Sektor transportasi, akomodasi, dan minuman menjadi lokomotif dalam pertumbuhan tersebut. 

"Saya bersyukur pariwisata dan ekonomi kreatif sudah menggeliat tapi kita harus jaga kesehatan ekosistem parekraf kita. Saya memberi perhatian sangat besar terhadap revenge travel ini jangan sampai seperti Bandara Heathrow (Inggris) yang kelasnya dunia kewalahan meng-handle kedatangan wisatawan," katanya. 

Selain itu, kesiapan sumber daya manusia (SDM) juga harus dapat dijaga agar target penciptaan 1,1 juta lapangan kerja baru di tahun 2022 dan 4,4 juta lapangan kerja di tahun 2024 dapat terwujud. 

"Sumber daya manusia pariwisata dan ekonomi kreatif harus segera kita siapkan untuk menjaga momentum pariwisata Bali di tahun 2022 semakin baik. Termasuk menghadirkan langkah kolaboratif menyambut berbagai event dunia termasuk G20 di November 2022," ungkap Sandiaga. 

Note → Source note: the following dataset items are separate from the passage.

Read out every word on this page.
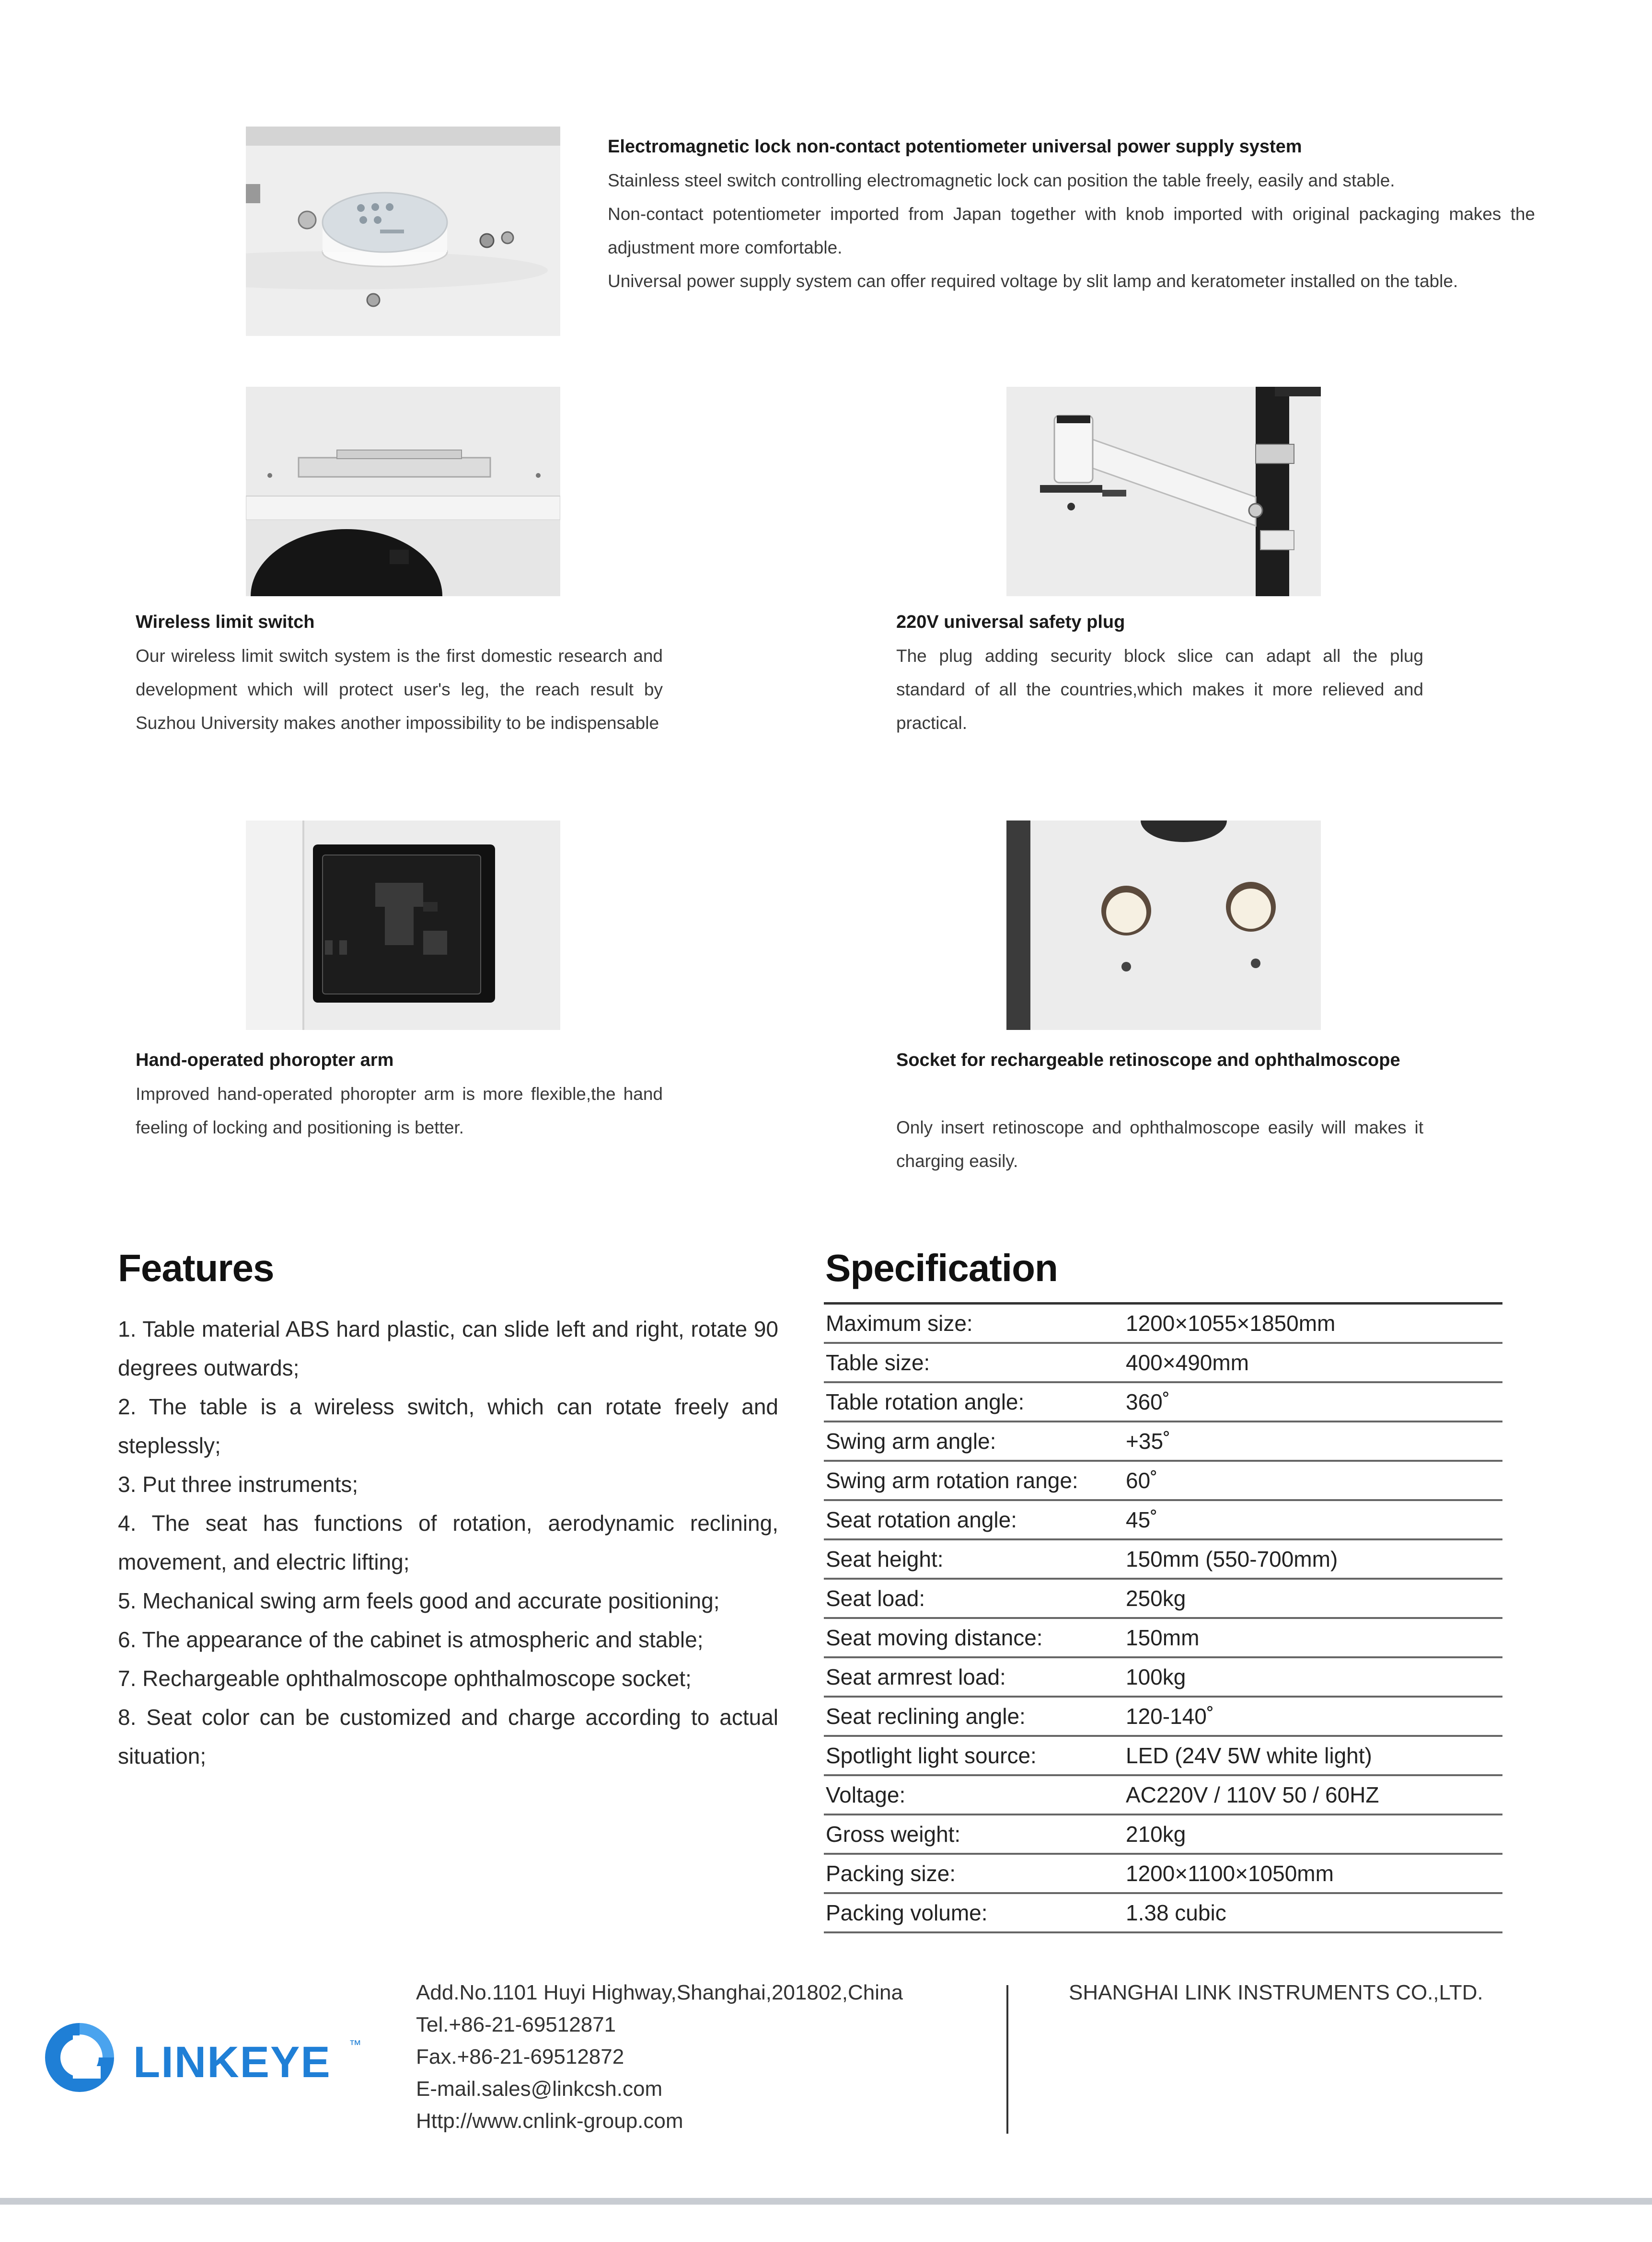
Electromagnetic lock non-contact potentiometer universal power supply system
Stainless steel switch controlling electromagnetic lock can position the table freely, easily and stable.
Non-contact potentiometer imported from Japan together with knob imported with original packaging makes the adjustment more comfortable.
Universal power supply system can offer required voltage by slit lamp and keratometer installed on the table.
Wireless limit switch
Our wireless limit switch system is the first domestic research and development which will protect user's leg, the reach result by Suzhou University makes another impossibility to be indispensable
220V universal safety plug
The plug adding security block slice can adapt all the plug standard of all the countries,which makes it more relieved and practical.
Hand-operated phoropter arm
Improved hand-operated phoropter arm is more flexible,the hand feeling of locking and positioning is better.
Socket for rechargeable retinoscope and ophthalmoscope
Only insert retinoscope and ophthalmoscope easily will makes it charging easily.
Features
1. Table material ABS hard plastic, can slide left and right, rotate 90 degrees outwards;
2. The table is a wireless switch, which can rotate freely and steplessly;
3. Put three instruments;
4. The seat has functions of rotation, aerodynamic reclining, movement, and electric lifting;
5. Mechanical swing arm feels good and accurate positioning;
6. The appearance of the cabinet is atmospheric and stable;
7. Rechargeable ophthalmoscope ophthalmoscope socket;
8. Seat color can be customized and charge according to actual situation;
Specification
Maximum size:	1200×1055×1850mm
Table size:	400×490mm
Table rotation angle:	360˚
Swing arm angle:	+35˚
Swing arm rotation range:	60˚
Seat rotation angle:	45˚
Seat height:	150mm (550-700mm)
Seat load:	250kg
Seat moving distance:	150mm
Seat armrest load:	100kg
Seat reclining angle:	120-140˚
Spotlight light source:	LED (24V 5W white light)
Voltage:	AC220V / 110V 50 / 60HZ
Gross weight:	210kg
Packing size:	1200×1100×1050mm
Packing volume:	1.38 cubic
LINKEYE ™
Add.No.1101 Huyi Highway,Shanghai,201802,China
Tel.+86-21-69512871
Fax.+86-21-69512872
E-mail.sales@linkcsh.com
Http://www.cnlink-group.com
SHANGHAI LINK INSTRUMENTS CO.,LTD.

Direktur Utama PT Privy Identitas Digital, Marshall Pribadi, merasa bangga karena bisa memberikan kontribusi terhadap pengembangan industri pariwisata tanah air. 

"Satu kehormatan bagi kami untuk sedikit berkontribusi dalam memberikan sejumlah kursi tunggu untuk Bandara I Gusti Ngurah," kata Marshall. 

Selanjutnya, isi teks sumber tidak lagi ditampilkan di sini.